Он курил у подоконника и матерился про себя, пока Бородин разглядывал голову и шею трупа. Он знал совершенно точно, что никаких внешних повреждений, кроме восемнадцати колотых ран, на теле не было и быть не могло. Он ведь тоже не вчера родился и на своем веку перевидал насильственных трупов сотни три, не меньше. Как правило, если человека режут, его перед этим не душат. Кому суждено быть повешенным, тот не утонет.
– Кирилл Павлович, можно вас на минуту? – тихо позвал его Бородин. – Вот, взгляните сюда. Что это, как вы думаете?
Пухлый палец указывал на продолговатое темно-красное пятно на шее. Эксперт несколько секунд молчал, наконец тяжело вздохнул и произнес, покосившись на следователя:
– Ну, допустим, кровоподтек.
– Допустим или точно?
– Послушайте, я не понимаю, вы что, настаиваете на дополнительной экспертизе? – повысил голос Кирилл Павлович. – Тогда давайте оформлять все, как положено.
– Нет, на дополнительной экспертизе я не настаиваю, – замотал головой следователь и, помолчав, добавил задумчиво: – Пока не настаиваю. Сейчас мне просто нужна от вас небольшая консультация. Для меня не совсем ясна картина смерти.
– Женщину восемнадцать раз ударили ножом. Вам что, мало этого?!
– Мне достаточно, – Бородин одарил эксперта теплой лучезарной улыбкой, – я просто хочу выяснить, почему она не кричала и не сопротивлялась. Вот видите, мы с вами внимательно посмотрели и обнаружили кровоподтек. Такой след, если не ошибаюсь, мог остаться в результате удара тупым предметом, ребром ладони например. Здесь, – он ткнул пальцем в собственную розовую пухлую шею, – проходит сонная артерия. Впрочем, я не специалист. Специалист вы, Кирилл Павлович.

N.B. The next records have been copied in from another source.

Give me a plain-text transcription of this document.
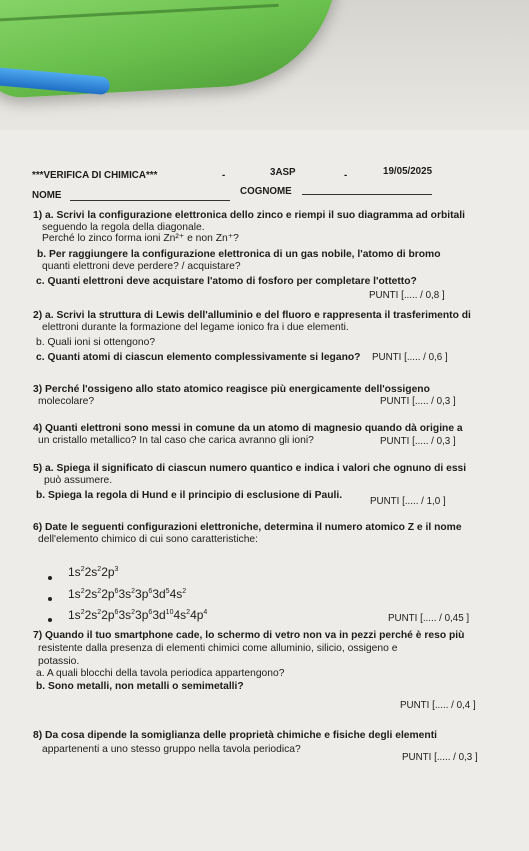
***VERIFICA DI CHIMICA***	-	3ASP	-	19/05/2025
NOME	COGNOME
1) a. Scrivi la configurazione elettronica dello zinco e riempi il suo diagramma ad orbitali
seguendo la regola della diagonale.
Perché lo zinco forma ioni Zn²⁺ e non Zn⁺?
b. Per raggiungere la configurazione elettronica di un gas nobile, l'atomo di bromo
quanti elettroni deve perdere? / acquistare?
c. Quanti elettroni deve acquistare l'atomo di fosforo per completare l'ottetto?
PUNTI [..... / 0,8 ]
2) a. Scrivi la struttura di Lewis dell'alluminio e del fluoro e rappresenta il trasferimento di
elettroni durante la formazione del legame ionico fra i due elementi.
b. Quali ioni si ottengono?
c. Quanti atomi di ciascun elemento complessivamente si legano? PUNTI [..... / 0,6 ]
3) Perché l'ossigeno allo stato atomico reagisce più energicamente dell'ossigeno
molecolare?	PUNTI [..... / 0,3 ]
4) Quanti elettroni sono messi in comune da un atomo di magnesio quando dà origine a
un cristallo metallico? In tal caso che carica avranno gli ioni?	PUNTI [..... / 0,3 ]
5) a. Spiega il significato di ciascun numero quantico e indica i valori che ognuno di essi
può assumere.
b. Spiega la regola di Hund e il principio di esclusione di Pauli.
PUNTI [..... / 1,0 ]
6) Date le seguenti configurazioni elettroniche, determina il numero atomico Z e il nome
dell'elemento chimico di cui sono caratteristiche:
$1s^22s^22p^3$
$1s^22s^22p^63s^23p^63d^54s^2$
$1s^22s^22p^63s^23p^63d^{10}4s^24p^4$
PUNTI [..... / 0,45 ]
7) Quando il tuo smartphone cade, lo schermo di vetro non va in pezzi perché è reso più
resistente dalla presenza di elementi chimici come alluminio, silicio, ossigeno e
potassio.
a. A quali blocchi della tavola periodica appartengono?
b. Sono metalli, non metalli o semimetalli?
PUNTI [..... / 0,4 ]
8) Da cosa dipende la somiglianza delle proprietà chimiche e fisiche degli elementi
appartenenti a uno stesso gruppo nella tavola periodica?
PUNTI [..... / 0,3 ]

«Совсем сдвинутый, – подумал эксперт, – разве нормальный человек будет на себе показывать?»
– Да это вообще может быть родимое пятно, – буркнул он, – или вы думаете, ваша олигофренка на самом деле Жан-Клод Ван Дамм?
– Как, простите? Вам Дамм? Кто это? – Бородин подался вперед всем корпусом, склонил голову набок и стал похож на старого говорящего попугая. Эксперт не выдержал и рассмеялся. В пустом кафельном морге загудело эхо. Бородин удивленно подвигал бровями и быстро прошептал: – Ох, как заразительно смеетесь, Кирилл Павлович. Я понимаю, это нервное. Конечно, это у вас от усталости.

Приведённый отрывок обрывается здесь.